O ministro-chefe da Controladoria Geral da União, Jorge Hage Sobrinho, provocado por Terra Magazine oferece aqui uma contribuição para que se percorra todo o intestino, não apenas a porção que interesse à facção A ou B.

A Controladoria existe há 6 anos. No seu Portal da Transparência está à disposição de quem assim o desejar o destino de cada centavo dos R$ 4 trilhões de dinheiro público gasto pelo governo federal ou repassado para os governos municipais e estaduais desde 2004.

Seria útil que todos os envolvidos no ruidoso debate prestassem atenção no que, nos parece, é sintoma de algo muito grave: a CGU, através de seus fiscais, já investigou o uso de dinheiro público em 1.401 cidades do Brasil - 25% dos municípios do país, o que vem a ser uma extraordinária amostragem.

Resultado da devassa feita em R$ 9 bilhões gastos Brasil afora: apenas, só, somente 5% dessas cidades gastaram com correção o dinheiro público. Em 20% dos casos se flagrou "casos graves" de corrupção, nas palavras do ministro, e em 75% dos demais municípios ou houve mau uso das verbas públicas ou se detectou aquela "zona cinza" - outra vez palavras de Jorge Hage - entre o erro no uso do dinheiro e o dolo, a corrupção.

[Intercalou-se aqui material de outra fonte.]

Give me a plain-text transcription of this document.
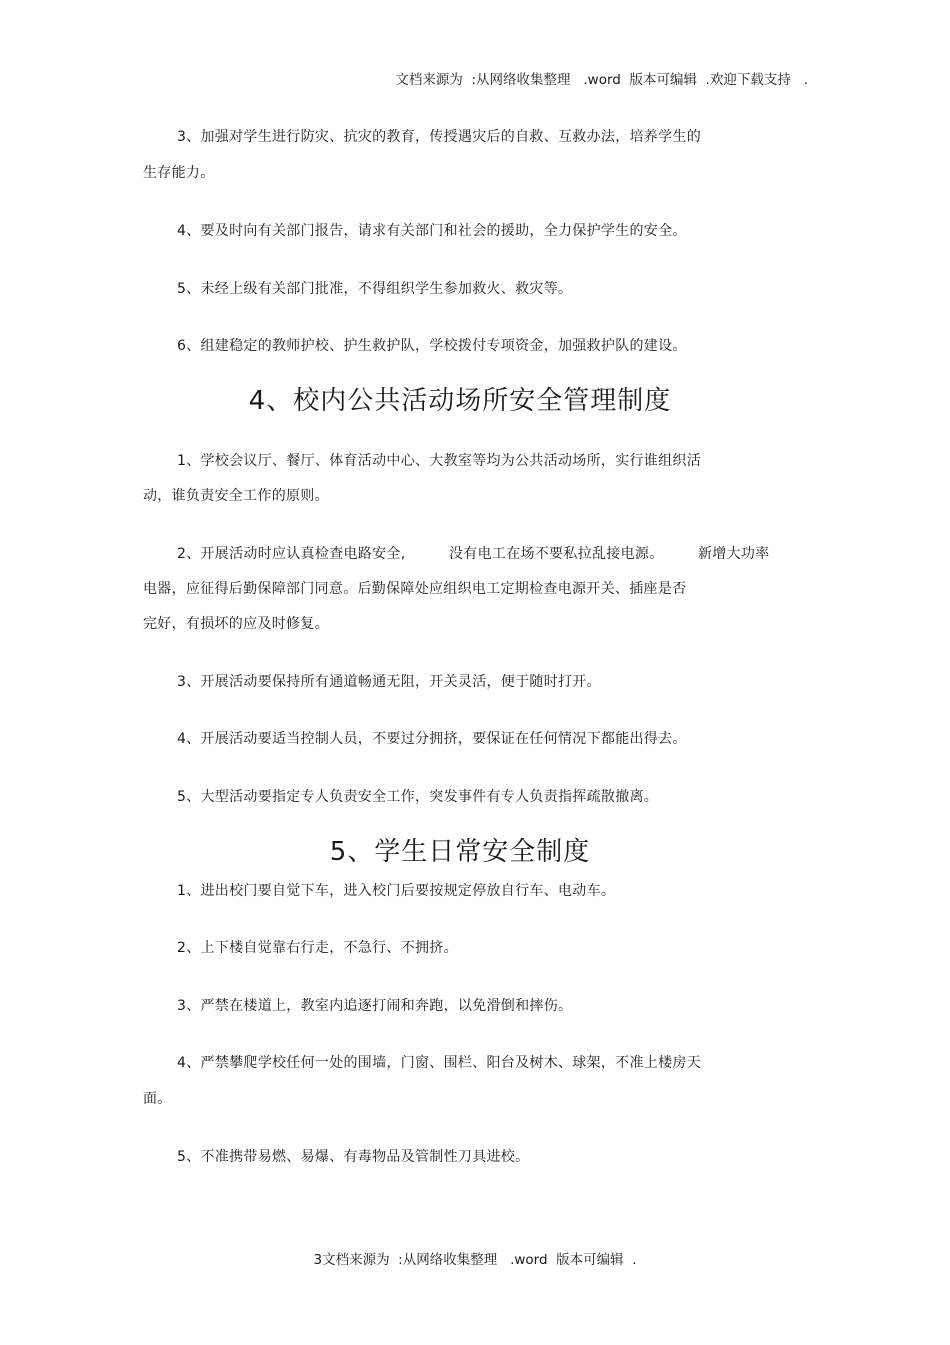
文档来源为  :从网络收集整理   .word  版本可编辑  .欢迎下载支持   .
3、加强对学生进行防灾、抗灾的教育，传授遇灾后的自救、互救办法，培养学生的
生存能力。
4、要及时向有关部门报告，请求有关部门和社会的援助，全力保护学生的安全。
5、未经上级有关部门批准，不得组织学生参加救火、救灾等。
6、组建稳定的教师护校、护生救护队，学校拨付专项资金，加强救护队的建设。
4、校内公共活动场所安全管理制度
1、学校会议厅、餐厅、体育活动中心、大教室等均为公共活动场所，实行谁组织活
动，谁负责安全工作的原则。
2、开展活动时应认真检查电路安全,	没有电工在场不要私拉乱接电源。 新增大功率
电器，应征得后勤保障部门同意。后勤保障处应组织电工定期检查电源开关、插座是否
完好，有损坏的应及时修复。
3、开展活动要保持所有通道畅通无阻，开关灵活，便于随时打开。
4、开展活动要适当控制人员，不要过分拥挤，要保证在任何情况下都能出得去。
5、大型活动要指定专人负责安全工作，突发事件有专人负责指挥疏散撤离。
5、学生日常安全制度
1、进出校门要自觉下车，进入校门后要按规定停放自行车、电动车。
2、上下楼自觉靠右行走，不急行、不拥挤。
3、严禁在楼道上，教室内追逐打闹和奔跑，以免滑倒和摔伤。
4、严禁攀爬学校任何一处的围墙，门窗、围栏、阳台及树木、球架，不准上楼房天
面。
5、不准携带易燃、易爆、有毒物品及管制性刀具进校。
3文档来源为  :从网络收集整理   .word  版本可编辑  .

Repetindo, para ficar claro: em 20% dos municípios se roubou escancaradamente, em 75% houve casos ou de corrupção ou, pelo menos, de desvio na finalidade quando do emprego das verbas.

Quem anda, não sem razões, estranhando o clamor por justiça e justiceiros, talvez deva refletir sobre a possibilidade de haver uma estreita conexão entre este extremado clamor - que tantas vezes leva ao atropelo do sistema legal - e o escárnio que é a inexistência de punição para "quem tem", para quem pode pagar, de uma forma ou outra, e escapar da justiça.

Palavras mais uma vez do ministro Hage que, a propósito, é juiz aposentado:

- Um bom escritório de advocacia não deixa que um processo penal chegue ao fim no Brasil em menos de 15 a 20 anos.

Pergunta de Terra Magazine:

-(...) no Brasil, corrupto rico não vai para a cadeia?

Resposta:

- Se vai, não ficará preso(...) Enquanto a legislação processual brasileira for o que é, ninguém será condenado.

(Propostas de reforma nessa legislação dormem no Congresso Nacional.)

Jorge Hage faz uma ressalva:

- Do ponto de vista da ação que nos cabe já pusemos para fora da Administração Federal, em 5 anos e meio, mais de 1.800 funcionários. E não é só bagrinho, não...

O ministro-chefe da CGU considera "justa a indignação" com grampos fora do controle, mas não vê com inocência a motivação de muitos dos debatedores, ou de seus propulsores:

-... essa grita toda, além de tudo, tem tido o resultado certamente muito interessante para eles de desviar totalmente o foco... o que também era para estar na agenda, na pauta, era o quê? Era a investigação do crime.

No primeiro dia de vida de Terra Magazine, a 17 de abril de 2006, Jorge Hage, já na CGU, declarou que "rouba-se muito no Brasil, do Oiapoque ao Chuí" (leia aqui: Rouba-se em até 80% dos municípios, diz ministro). Dois anos e meio depois, conversamos novamente:

Terra Magazine - Há quantos anos a CGU existe?
Jorge Hage - A Controladoria com a configuração atual é de 2003. Então nós estamos aí ainda para completar 6 anos.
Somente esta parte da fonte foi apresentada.